Donc j’ai commencé à faire un livre, pour lequel j’essaie encore de trouver un éditeur – ou un agent pour m’aider à trouver un éditeur – et j’ai interviewé 40 hommes gays noirs aux Etats-Unis, dans les Caraïbes et en Afrique, et des professionnels de la santé mentale, et des chefs religieux comprenant des chrétiens et des musulmans. Et parce que je ne pouvais pas trouver un éditeur j’ai décidé que, puisque les gens sont plus sensibles aux images, que je devrais faire un documentaire. J’ai donc demandé à certains des gars que j’ai interviewés pour le livre s’ils seraient prêts à s’asseoir en face d’une caméra et à raconter

leurs histoires, ils ont dit, «Oui, certainement ». Nous avons donc décidé de filmer beaucoup d’entrevues, puis nous avons embauché un réalisateur qui a écrit un script basé sur les interviews, et il s’est occupé du casting et les décors et de toutes les sortes de choses, et nous avons reconstitué certaines des histoires qui ont été racontées dans les interviews.

Il faut revenir en arrière et regarder les facteurs psycho-sociaux ou socio-économiques ou socio-culturels sous-jacents dans la vie d’une personne pour comprendre ce qui se passe, ce qui a contribué à leur descente dans la dépression. Et la dépression n’est qu’à deux pas du suicide. Donc l’objectif ultime est de prévenir à tout prix le suicide chez les gays noirs.

Du livre au moins cinq thèmes ont émergé: l’un était l’identité sexuelle et l’orientation sexuelle et le genre ; ensuite la violence sexuelle et le traumatisme ; le troisième était le VIH et la lutte contre le VIH ; le quatrième était l’effet de la religion sur la sexualité de quelqu’un ; et l’homophobie et l’intolérance que la bigoterie cause et pousse quelqu’un à la dépression ; et, cinquièmement ce que c’était que pour quelqu’un qui vieilli, confronté aux jeunes et à une société focalisée sur la jeunesse, et qui fait face la solitude et à l’abandon et aux questions de santé et de réduction des revenus, à un réseau social réduit ainsi qu’à un possible isolement familial.

Un point important est que le film parle de et s’adresse à différentes générations…

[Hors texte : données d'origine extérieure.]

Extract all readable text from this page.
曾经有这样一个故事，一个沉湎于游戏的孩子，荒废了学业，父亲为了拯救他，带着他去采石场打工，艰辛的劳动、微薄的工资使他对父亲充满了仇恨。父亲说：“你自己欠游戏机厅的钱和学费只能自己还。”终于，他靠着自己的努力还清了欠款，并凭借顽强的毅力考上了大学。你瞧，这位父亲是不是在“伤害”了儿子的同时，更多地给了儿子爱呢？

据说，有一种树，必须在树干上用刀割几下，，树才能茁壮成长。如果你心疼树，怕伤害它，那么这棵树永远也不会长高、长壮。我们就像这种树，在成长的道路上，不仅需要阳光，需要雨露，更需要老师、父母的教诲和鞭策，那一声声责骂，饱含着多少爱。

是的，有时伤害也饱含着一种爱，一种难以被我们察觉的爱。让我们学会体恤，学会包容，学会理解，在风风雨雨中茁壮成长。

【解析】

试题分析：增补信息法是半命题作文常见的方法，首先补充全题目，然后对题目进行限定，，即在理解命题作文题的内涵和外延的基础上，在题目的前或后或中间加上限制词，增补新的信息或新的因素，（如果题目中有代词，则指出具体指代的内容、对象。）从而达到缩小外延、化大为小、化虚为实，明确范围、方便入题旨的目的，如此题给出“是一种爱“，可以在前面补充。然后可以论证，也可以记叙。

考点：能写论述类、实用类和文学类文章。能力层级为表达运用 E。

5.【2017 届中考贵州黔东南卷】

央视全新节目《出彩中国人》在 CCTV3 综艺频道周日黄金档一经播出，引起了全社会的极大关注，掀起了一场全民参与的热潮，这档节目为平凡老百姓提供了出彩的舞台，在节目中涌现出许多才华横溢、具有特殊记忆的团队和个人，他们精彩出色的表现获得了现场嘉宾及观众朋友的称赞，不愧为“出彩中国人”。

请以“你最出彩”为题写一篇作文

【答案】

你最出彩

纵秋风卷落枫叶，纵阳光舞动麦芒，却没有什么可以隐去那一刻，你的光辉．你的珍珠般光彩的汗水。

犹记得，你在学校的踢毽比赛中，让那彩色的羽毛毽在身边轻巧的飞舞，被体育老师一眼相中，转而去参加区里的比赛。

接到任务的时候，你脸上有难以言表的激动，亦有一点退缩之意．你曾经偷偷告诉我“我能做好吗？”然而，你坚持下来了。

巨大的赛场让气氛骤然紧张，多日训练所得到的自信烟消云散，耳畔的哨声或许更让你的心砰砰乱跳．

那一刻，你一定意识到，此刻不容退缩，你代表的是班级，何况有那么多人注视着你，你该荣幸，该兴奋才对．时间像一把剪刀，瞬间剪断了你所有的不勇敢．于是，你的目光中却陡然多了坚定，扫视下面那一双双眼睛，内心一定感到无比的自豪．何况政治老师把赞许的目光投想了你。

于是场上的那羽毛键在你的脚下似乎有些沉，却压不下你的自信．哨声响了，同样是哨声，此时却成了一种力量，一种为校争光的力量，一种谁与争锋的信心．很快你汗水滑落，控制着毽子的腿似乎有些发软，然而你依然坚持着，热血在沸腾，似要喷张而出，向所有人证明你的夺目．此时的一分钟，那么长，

Nous parlons toujours de la génération suivante, depuis des temps immémoriaux on regarde la génération suivante comme des gens qui ne savent rien, et en fin de compte les générations avant nous pensaient probablement la même chose de nous, et le pensent probablement toujours. Ce qui est important je pense pour la jeune génération à comprendre est que s’ils vivent longtemps ce sont certaines des questions auxquelles ils seront confrontés à mesure qu’ils vieilliront, et pour ceux qui ne sont pas aussi vieux, ce sont aussi quelques questions qui viendront vite et aux quelles ils auront à faire face, à répondre.

Notre message vraiment pour la jeune génération est simple : si vous sentez que vous traversez certains problèmes et vous avez des problèmes auxquels vous à faire face, ne pas les garder pour vous, parlez-en à quelqu’un, trouvez quelqu’un en qui vous avez confiance et parler lui, parce que une personne plus jeune peut se rendre compte qu’elle n’est pas seule, qu’elle n’est pas la seule personne qui connaît cela. Nous pensons toujours que nous sommes les seuls sur terre à vivre ça, à traverser ça et on se dit toujours que personne ne peut comprendre ce par quoi nous passons, mais en réalité nous découvrirons si nous en parlons c’est que beaucoup de gens autour de nous ont vécu des choses similaires, et c’est ce le film cherche à montrer.

Comment les hommes interrogés ont reçu le film?

Ils étaient tous très heureux, ils étaient contents de la manière dont ça s’est fait, ils se sont sentis très fiers lors de la première en novembre 2013 ici à New York à l’occasion d’un gala de mon organisation.
Un des gars que vous avez vu est mort avant que le film ait pu être terminé, il est mort en juin 2011, il a été interviewé à peu près en janvier 2011 et il est mort en juin, alors il n’a pas eu la chance de voir le film.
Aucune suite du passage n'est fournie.